Le soleil n’éclairait peut-être plus l’endroit de manière suffisante, mais Daniel devina tout de suite que les créatures qui discutaient là, immenses, trapues, différentes du commun des mortels, n’appartenaient pas à la race humaine. Cette réalité l’ébranla. Choqué, il ne bougea plus et les observa, incapable d’en croire ses yeux.

 

— Je ne le trouve pas, s’énerva la voix nasillarde.

 

Un soupir exaspéré suivit.

 

— Mais quel idiot m’a forcé à t’accompagner ?

 

— Je doute que le Rouge soit ravi de se faire traiter d’idiot… marmonna le premier, le ton empli de menaces.

 

— Si nous le revoyons un jour.

 

Quand l’une des créatures tourna sur elle-même, Daniel eut le sentiment que son sang se glaçait. Tout le long de ce qu’il devinait être sa colonne vertébrale, des pointes effilées saillaient en une crête mortelle.
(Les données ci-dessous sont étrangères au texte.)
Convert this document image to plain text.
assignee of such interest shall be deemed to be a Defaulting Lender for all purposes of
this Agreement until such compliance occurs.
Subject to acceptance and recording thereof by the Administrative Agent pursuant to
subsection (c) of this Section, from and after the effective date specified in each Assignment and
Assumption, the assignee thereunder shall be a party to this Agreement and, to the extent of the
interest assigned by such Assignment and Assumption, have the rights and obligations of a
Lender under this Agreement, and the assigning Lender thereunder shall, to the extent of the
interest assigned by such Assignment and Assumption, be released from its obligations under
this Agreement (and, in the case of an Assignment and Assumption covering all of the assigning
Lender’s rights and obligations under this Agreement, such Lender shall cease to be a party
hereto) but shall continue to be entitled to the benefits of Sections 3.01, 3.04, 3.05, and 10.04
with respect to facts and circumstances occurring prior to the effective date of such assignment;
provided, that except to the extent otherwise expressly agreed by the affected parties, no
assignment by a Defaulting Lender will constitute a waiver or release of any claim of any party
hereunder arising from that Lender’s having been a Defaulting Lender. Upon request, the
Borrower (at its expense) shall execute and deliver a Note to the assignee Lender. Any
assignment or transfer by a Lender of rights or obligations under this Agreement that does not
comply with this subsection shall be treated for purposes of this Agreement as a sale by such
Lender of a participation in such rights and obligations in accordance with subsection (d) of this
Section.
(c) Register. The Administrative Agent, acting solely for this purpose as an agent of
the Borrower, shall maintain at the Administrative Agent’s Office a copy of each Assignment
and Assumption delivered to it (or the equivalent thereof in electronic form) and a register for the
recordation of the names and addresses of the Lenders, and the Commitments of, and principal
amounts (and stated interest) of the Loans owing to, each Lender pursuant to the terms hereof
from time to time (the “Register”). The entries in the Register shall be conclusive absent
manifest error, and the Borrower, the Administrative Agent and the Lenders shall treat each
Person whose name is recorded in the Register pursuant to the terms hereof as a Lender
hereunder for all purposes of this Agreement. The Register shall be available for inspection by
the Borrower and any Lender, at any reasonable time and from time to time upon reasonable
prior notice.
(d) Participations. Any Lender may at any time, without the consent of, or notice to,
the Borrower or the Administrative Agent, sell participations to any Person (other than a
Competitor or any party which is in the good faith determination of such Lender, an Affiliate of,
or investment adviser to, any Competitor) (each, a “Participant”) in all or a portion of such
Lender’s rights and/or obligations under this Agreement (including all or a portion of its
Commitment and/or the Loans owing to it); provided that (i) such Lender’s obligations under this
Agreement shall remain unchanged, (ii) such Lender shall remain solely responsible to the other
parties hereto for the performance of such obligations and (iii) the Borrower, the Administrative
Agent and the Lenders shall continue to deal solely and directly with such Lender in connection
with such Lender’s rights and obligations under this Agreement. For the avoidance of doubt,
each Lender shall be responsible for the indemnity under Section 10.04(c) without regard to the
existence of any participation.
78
Son cœur se mit à battre plus fort, si fort qu’il commença à craindre d’être entendu.

 

— Dois-je te rappeler que si nous nous attardons, ce voyage sera pour nous un aller simple ? continua-t-il.

 

— En quoi est-ce censé m’aider ?

 

L’autre grommela des mots incompréhensibles, avant d’être coupé.

 

—  Tiens, le voilà !

 

Ces dernières paroles se mêlèrent à celles, identiques, de Maurine. En l’entendant, les silhouettes se retournèrent brusquement puis se fondirent dans les ténèbres. La seconde suivante, l’adolescente écartait les branchages où s’était tapi Daniel et l’attrapait par le col pour l’en sortir de gré ou de force.

 

Isabelle frissonnait et Cédric, à ses côtés, n’en menait pas large. À leur décharge, il faisait bientôt nuit et aucun d’eux n’avait prévu la venue de véritables monstres. Quand bien même c’eût été le cas ! Même Daniel, si prompt à fanfaronner d’ordinaire, ne jouait plus les durs. Après ce qu’il venait de découvrir, la peur et le froid lui arrachaient de violents frissons. Son cerveau en ébullition affrontait pour la première fois un évènement imprévisible  et il ne cessait de se demander s’il ne venait pas de subir une hallucination. Il laissa donc Maurine le tirer vers les autres sans protester.